If the man/men in your life experience ED that has no obvious cause (such as depression, chronic stress, or physical trauma), or you are a man experiencing unexplained ED, a fasting insulin test might be warranted.
The incidence of various cardiovascular risk factors in 283 young ED patients (ages 18-45, with ED history at least 6 months). Insulin resistance (IR) is the most prevalent risk factor for ED in this study population. (17)
Metformin for Erectile Dysfunction: Why a Diabetes Drug?
It’s noteworthy that metformin—mainly a diabetes drug—has been shown to improve erectile function among insulin resistant men with ED who are not diagnosed diabetics (18). Why would a diabetes drug have any influence on erectile function if there was no connection to insulin or blood glucose? In a randomized, double-blind trial, compared to placebo, metformin led to significant improvements in HOMA-IR and erectile function. These two things are not unrelated! Based on the research we’ve explored here, it makes sense that better insulin management leads to better erectile function.

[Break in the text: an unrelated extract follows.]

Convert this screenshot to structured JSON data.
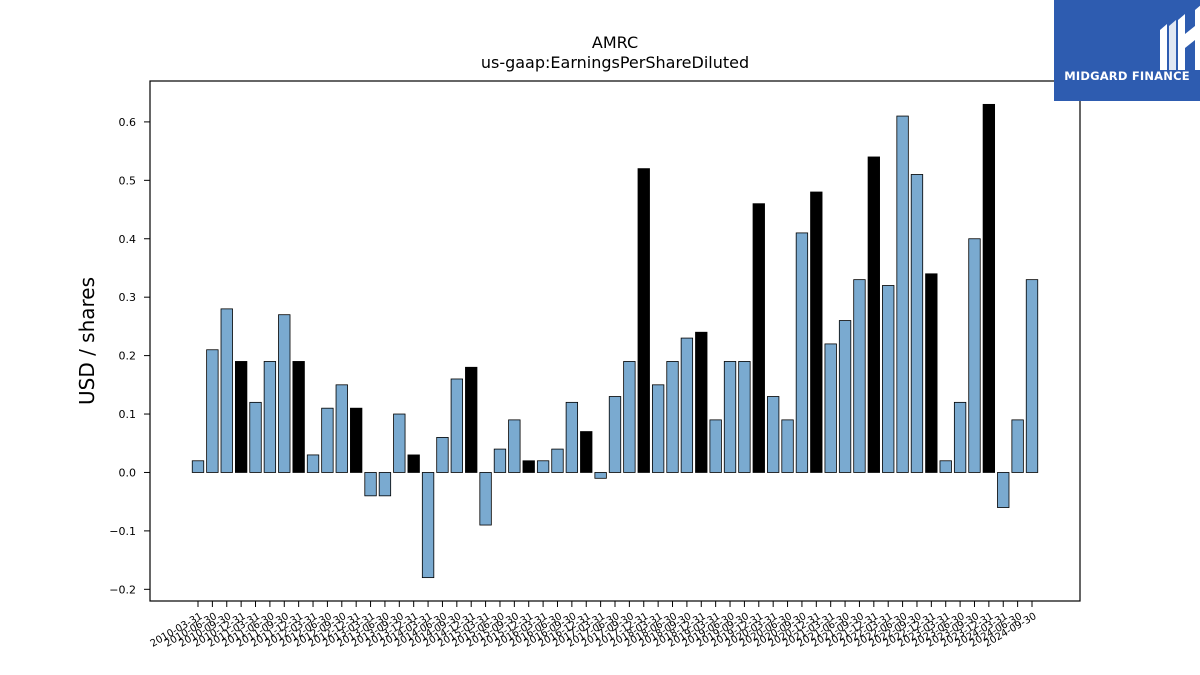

Benign Prostate Hypertrophy/Hyperplasia (BPH)
BPH is likely another condition with a surprising foundation in chronic hyperinsulinemia, but most men and even their physicians are unaware of this connection. Men are told, “You’re just getting older. This is normal.” It may be common, but that doesn’t mean it’s normal.

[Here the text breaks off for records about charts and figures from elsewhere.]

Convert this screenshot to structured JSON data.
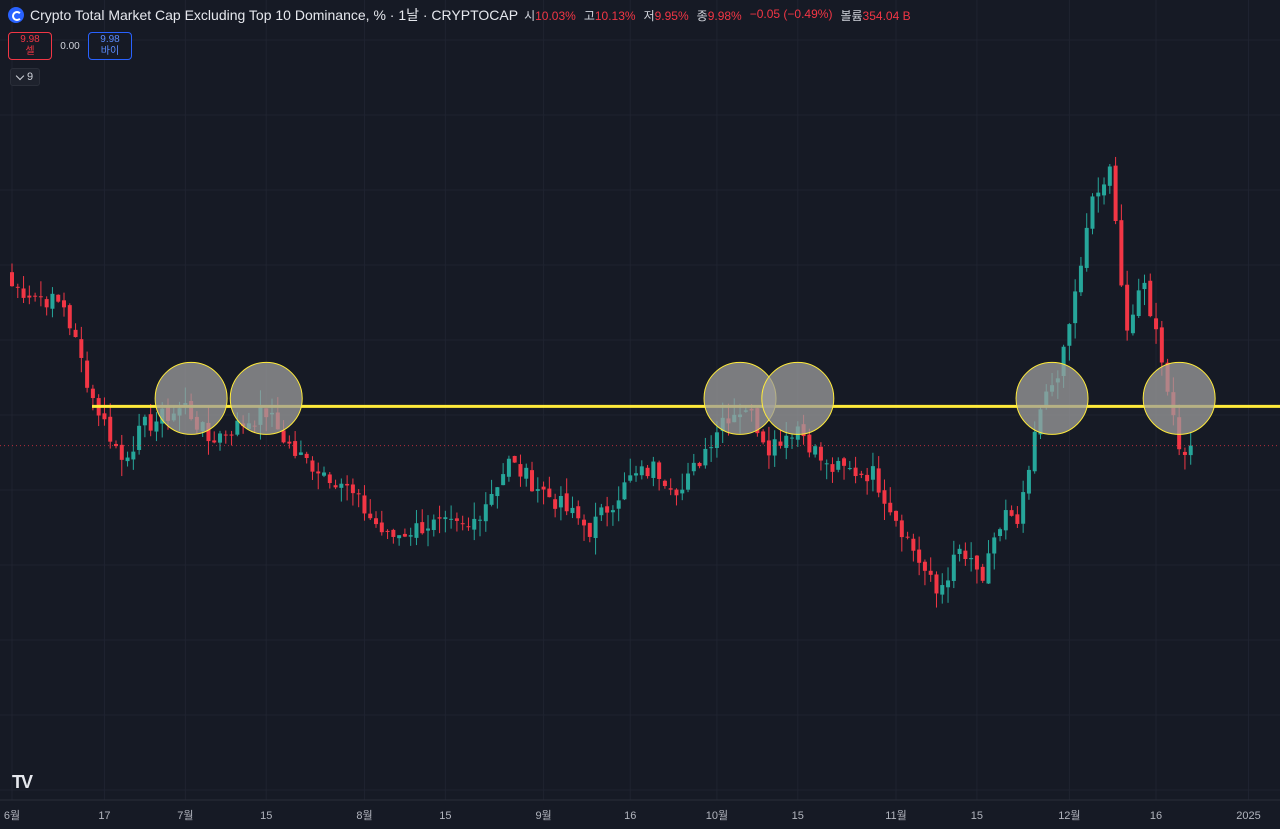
{
  "header": {
    "title": "Crypto Total Market Cap Excluding Top 10 Dominance, % · 1날 · CRYPTOCAP",
    "ohlc": [
      {
        "k": "시",
        "v": "10.03%"
      },
      {
        "k": "고",
        "v": "10.13%"
      },
      {
        "k": "저",
        "v": "9.95%"
      },
      {
        "k": "종",
        "v": "9.98%"
      },
      {
        "k": "",
        "v": "−0.05 (−0.49%)"
      },
      {
        "k": "볼륨",
        "v": "354.04 B"
      }
    ]
  },
  "trade": {
    "sell_price": "9.98",
    "sell_label": "셀",
    "spread": "0.00",
    "buy_price": "9.98",
    "buy_label": "바이"
  },
  "indicators_toggle": "9",
  "logo": "TV",
  "colors": {
    "background": "#161a25",
    "up": "#26a69a",
    "down": "#f23645",
    "support_line": "#ffeb3b",
    "circle_fill": "#9e9e9e",
    "circle_stroke": "#ffeb3b"
  },
  "chart_data": {
    "type": "candlestick",
    "title": "Crypto Total Market Cap Excluding Top 10 Dominance, %",
    "timeframe": "1D",
    "ylabel": "%",
    "ylim": [
      9.25,
      11.0
    ],
    "x_tick_labels": [
      "6월",
      "17",
      "7월",
      "15",
      "8월",
      "15",
      "9월",
      "16",
      "10월",
      "15",
      "11월",
      "15",
      "12월",
      "16",
      "2025"
    ],
    "close_anchors": [
      {
        "date": "2024-06-01",
        "close": 10.55
      },
      {
        "date": "2024-06-10",
        "close": 10.48
      },
      {
        "date": "2024-06-15",
        "close": 10.15
      },
      {
        "date": "2024-06-20",
        "close": 9.93
      },
      {
        "date": "2024-06-24",
        "close": 10.05
      },
      {
        "date": "2024-07-01",
        "close": 10.12
      },
      {
        "date": "2024-07-05",
        "close": 10.0
      },
      {
        "date": "2024-07-15",
        "close": 10.1
      },
      {
        "date": "2024-07-20",
        "close": 9.95
      },
      {
        "date": "2024-07-28",
        "close": 9.85
      },
      {
        "date": "2024-08-05",
        "close": 9.65
      },
      {
        "date": "2024-08-12",
        "close": 9.7
      },
      {
        "date": "2024-08-19",
        "close": 9.68
      },
      {
        "date": "2024-08-26",
        "close": 9.92
      },
      {
        "date": "2024-09-02",
        "close": 9.8
      },
      {
        "date": "2024-09-09",
        "close": 9.68
      },
      {
        "date": "2024-09-16",
        "close": 9.86
      },
      {
        "date": "2024-09-20",
        "close": 9.9
      },
      {
        "date": "2024-09-25",
        "close": 9.82
      },
      {
        "date": "2024-10-02",
        "close": 10.08
      },
      {
        "date": "2024-10-06",
        "close": 10.12
      },
      {
        "date": "2024-10-10",
        "close": 9.98
      },
      {
        "date": "2024-10-15",
        "close": 10.05
      },
      {
        "date": "2024-10-20",
        "close": 9.9
      },
      {
        "date": "2024-10-28",
        "close": 9.88
      },
      {
        "date": "2024-11-05",
        "close": 9.57
      },
      {
        "date": "2024-11-08",
        "close": 9.45
      },
      {
        "date": "2024-11-12",
        "close": 9.6
      },
      {
        "date": "2024-11-16",
        "close": 9.5
      },
      {
        "date": "2024-11-20",
        "close": 9.75
      },
      {
        "date": "2024-11-22",
        "close": 9.68
      },
      {
        "date": "2024-11-26",
        "close": 10.1
      },
      {
        "date": "2024-11-30",
        "close": 10.3
      },
      {
        "date": "2024-12-05",
        "close": 10.85
      },
      {
        "date": "2024-12-08",
        "close": 10.95
      },
      {
        "date": "2024-12-11",
        "close": 10.4
      },
      {
        "date": "2024-12-14",
        "close": 10.55
      },
      {
        "date": "2024-12-17",
        "close": 10.3
      },
      {
        "date": "2024-12-20",
        "close": 9.98
      },
      {
        "date": "2024-12-22",
        "close": 9.98
      }
    ],
    "support_level": 10.12,
    "last_close": 9.98,
    "highlighted_touches": [
      "2024-07-02",
      "2024-07-15",
      "2024-10-05",
      "2024-10-15",
      "2024-11-28",
      "2024-12-20"
    ]
  }
}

Insulin is a growth-promoting hormone. It stimulates growth of adipose tissue (fat cells), muscle tissue, and even the aforementioned skin tags and ovarian cysts. Another tissue insulin promotes growth of is the prostate gland (19). This finding, which is well documented in the scientific literature, has not yet made its way to the offices of many primary care physicians.
This is unfortunate, because these doctors are the ones most likely to encounter men complaining of the associated signs and symptoms, which include frequent or urgent need to urinate, waking up during the night to urinate, pain or straining during urination, or inability to completely empty the bladder.

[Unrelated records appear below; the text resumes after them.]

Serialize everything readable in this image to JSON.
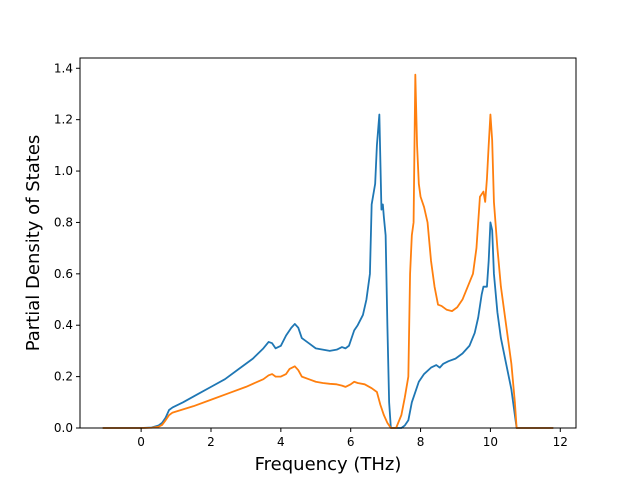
{
  "chart_data": {
    "type": "line",
    "xlabel": "Frequency (THz)",
    "ylabel": "Partial Density of States",
    "xlim": [
      -1.75,
      12.45
    ],
    "ylim": [
      0.0,
      1.44
    ],
    "xticks": [
      0,
      2,
      4,
      6,
      8,
      10,
      12
    ],
    "yticks": [
      0.0,
      0.2,
      0.4,
      0.6,
      0.8,
      1.0,
      1.2,
      1.4
    ],
    "xtick_labels": [
      "0",
      "2",
      "4",
      "6",
      "8",
      "10",
      "12"
    ],
    "ytick_labels": [
      "0.0",
      "0.2",
      "0.4",
      "0.6",
      "0.8",
      "1.0",
      "1.2",
      "1.4"
    ],
    "grid": false,
    "series": [
      {
        "color": "#1f77b4",
        "points": [
          [
            -1.1,
            0.0
          ],
          [
            0.0,
            0.0
          ],
          [
            0.3,
            0.002
          ],
          [
            0.5,
            0.01
          ],
          [
            0.6,
            0.02
          ],
          [
            0.7,
            0.04
          ],
          [
            0.8,
            0.07
          ],
          [
            0.9,
            0.08
          ],
          [
            1.2,
            0.1
          ],
          [
            1.6,
            0.13
          ],
          [
            2.0,
            0.16
          ],
          [
            2.4,
            0.19
          ],
          [
            2.8,
            0.23
          ],
          [
            3.2,
            0.27
          ],
          [
            3.5,
            0.31
          ],
          [
            3.65,
            0.335
          ],
          [
            3.75,
            0.33
          ],
          [
            3.85,
            0.31
          ],
          [
            4.0,
            0.32
          ],
          [
            4.15,
            0.36
          ],
          [
            4.3,
            0.39
          ],
          [
            4.4,
            0.405
          ],
          [
            4.5,
            0.39
          ],
          [
            4.6,
            0.35
          ],
          [
            4.8,
            0.33
          ],
          [
            5.0,
            0.31
          ],
          [
            5.2,
            0.305
          ],
          [
            5.4,
            0.3
          ],
          [
            5.6,
            0.305
          ],
          [
            5.75,
            0.315
          ],
          [
            5.85,
            0.31
          ],
          [
            5.95,
            0.32
          ],
          [
            6.1,
            0.38
          ],
          [
            6.2,
            0.4
          ],
          [
            6.35,
            0.44
          ],
          [
            6.45,
            0.5
          ],
          [
            6.55,
            0.6
          ],
          [
            6.6,
            0.87
          ],
          [
            6.7,
            0.95
          ],
          [
            6.75,
            1.1
          ],
          [
            6.82,
            1.22
          ],
          [
            6.88,
            0.85
          ],
          [
            6.92,
            0.87
          ],
          [
            6.95,
            0.82
          ],
          [
            7.0,
            0.75
          ],
          [
            7.05,
            0.4
          ],
          [
            7.1,
            0.1
          ],
          [
            7.15,
            0.0
          ],
          [
            7.3,
            0.0
          ],
          [
            7.45,
            0.0
          ],
          [
            7.55,
            0.01
          ],
          [
            7.65,
            0.03
          ],
          [
            7.75,
            0.1
          ],
          [
            7.85,
            0.14
          ],
          [
            7.95,
            0.18
          ],
          [
            8.1,
            0.21
          ],
          [
            8.3,
            0.235
          ],
          [
            8.45,
            0.245
          ],
          [
            8.55,
            0.235
          ],
          [
            8.65,
            0.25
          ],
          [
            8.8,
            0.26
          ],
          [
            9.0,
            0.27
          ],
          [
            9.2,
            0.29
          ],
          [
            9.4,
            0.32
          ],
          [
            9.55,
            0.37
          ],
          [
            9.65,
            0.43
          ],
          [
            9.75,
            0.52
          ],
          [
            9.8,
            0.55
          ],
          [
            9.9,
            0.55
          ],
          [
            9.95,
            0.65
          ],
          [
            10.0,
            0.8
          ],
          [
            10.05,
            0.77
          ],
          [
            10.1,
            0.6
          ],
          [
            10.2,
            0.45
          ],
          [
            10.3,
            0.35
          ],
          [
            10.45,
            0.25
          ],
          [
            10.6,
            0.15
          ],
          [
            10.7,
            0.05
          ],
          [
            10.75,
            0.0
          ],
          [
            11.8,
            0.0
          ]
        ]
      },
      {
        "color": "#ff7f0e",
        "points": [
          [
            -1.1,
            0.0
          ],
          [
            0.0,
            0.0
          ],
          [
            0.3,
            0.001
          ],
          [
            0.5,
            0.005
          ],
          [
            0.6,
            0.012
          ],
          [
            0.7,
            0.03
          ],
          [
            0.8,
            0.05
          ],
          [
            0.9,
            0.06
          ],
          [
            1.5,
            0.085
          ],
          [
            2.0,
            0.11
          ],
          [
            2.5,
            0.135
          ],
          [
            3.0,
            0.16
          ],
          [
            3.5,
            0.19
          ],
          [
            3.65,
            0.205
          ],
          [
            3.75,
            0.21
          ],
          [
            3.85,
            0.2
          ],
          [
            4.0,
            0.2
          ],
          [
            4.15,
            0.21
          ],
          [
            4.25,
            0.23
          ],
          [
            4.4,
            0.24
          ],
          [
            4.5,
            0.225
          ],
          [
            4.6,
            0.2
          ],
          [
            4.8,
            0.19
          ],
          [
            5.0,
            0.18
          ],
          [
            5.2,
            0.175
          ],
          [
            5.4,
            0.172
          ],
          [
            5.6,
            0.17
          ],
          [
            5.75,
            0.165
          ],
          [
            5.85,
            0.16
          ],
          [
            6.0,
            0.17
          ],
          [
            6.1,
            0.18
          ],
          [
            6.2,
            0.175
          ],
          [
            6.4,
            0.17
          ],
          [
            6.6,
            0.155
          ],
          [
            6.75,
            0.14
          ],
          [
            6.85,
            0.09
          ],
          [
            6.95,
            0.05
          ],
          [
            7.05,
            0.02
          ],
          [
            7.15,
            0.0
          ],
          [
            7.3,
            0.0
          ],
          [
            7.45,
            0.05
          ],
          [
            7.55,
            0.12
          ],
          [
            7.65,
            0.2
          ],
          [
            7.7,
            0.6
          ],
          [
            7.75,
            0.75
          ],
          [
            7.8,
            0.8
          ],
          [
            7.85,
            1.375
          ],
          [
            7.9,
            1.1
          ],
          [
            7.95,
            0.95
          ],
          [
            8.0,
            0.9
          ],
          [
            8.1,
            0.86
          ],
          [
            8.2,
            0.8
          ],
          [
            8.3,
            0.65
          ],
          [
            8.4,
            0.55
          ],
          [
            8.5,
            0.48
          ],
          [
            8.6,
            0.475
          ],
          [
            8.75,
            0.46
          ],
          [
            8.9,
            0.455
          ],
          [
            9.05,
            0.47
          ],
          [
            9.2,
            0.5
          ],
          [
            9.35,
            0.55
          ],
          [
            9.5,
            0.6
          ],
          [
            9.6,
            0.7
          ],
          [
            9.7,
            0.9
          ],
          [
            9.8,
            0.92
          ],
          [
            9.85,
            0.88
          ],
          [
            9.9,
            0.97
          ],
          [
            9.95,
            1.1
          ],
          [
            10.0,
            1.22
          ],
          [
            10.05,
            1.12
          ],
          [
            10.1,
            0.88
          ],
          [
            10.2,
            0.7
          ],
          [
            10.3,
            0.55
          ],
          [
            10.45,
            0.4
          ],
          [
            10.6,
            0.25
          ],
          [
            10.7,
            0.1
          ],
          [
            10.75,
            0.0
          ],
          [
            11.8,
            0.0
          ]
        ]
      }
    ]
  }
}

One study showed that among men with BPH, fasting insulin levels were positively correlated with annual increase in growth rate of the prostate gland: the higher the insulin, the faster the growth (20). Prostate growth was faster in men with type-2 diabetes, hypertension, and obesity, all signs of hyperinsulinemia. In another study that compared 90 BPH patients and 90 men without the condition, levels of insulin and two other hormones, IGF-1 and estradiol, were higher in the cases compared to the controls. (Insulin may upregulate an enzyme called aromatase, which converts testosterone to estrogen/estradiol.) The researchers found that insulin and the related hormonal imbalances predicted the prostate size in patients with BPH: the higher the insulin, the larger the prostate (22).
Diabetes Drugs for BPH
As shown for erectile dysfunction, metformin has a therapeutic role in BPH. In rats with prostate enlargement induced by hyperinsulinemia (which is telling in itself—they gave rats insulin for the express purpose of enlarging their prostates!), treatment with the diabetes drug pioglitazone reduced insulin levels and prostate weight (23).
In a study looking at cultured human prostate cells in vitro, metformin substantially inhibited the proliferation of human prostate epithelial cells (24). Since these were a rat study and an in vitro study, we can’t be sure the same effects would be seen in human males, but the findings can still provide some insights.
Again, the fact that drugs primarily used for diabetes are effective for things as seemingly unrelated as PCOS, erectile dysfunction, and BPH, suggests these three conditions share a common origin: chronic hyperinsulinemia.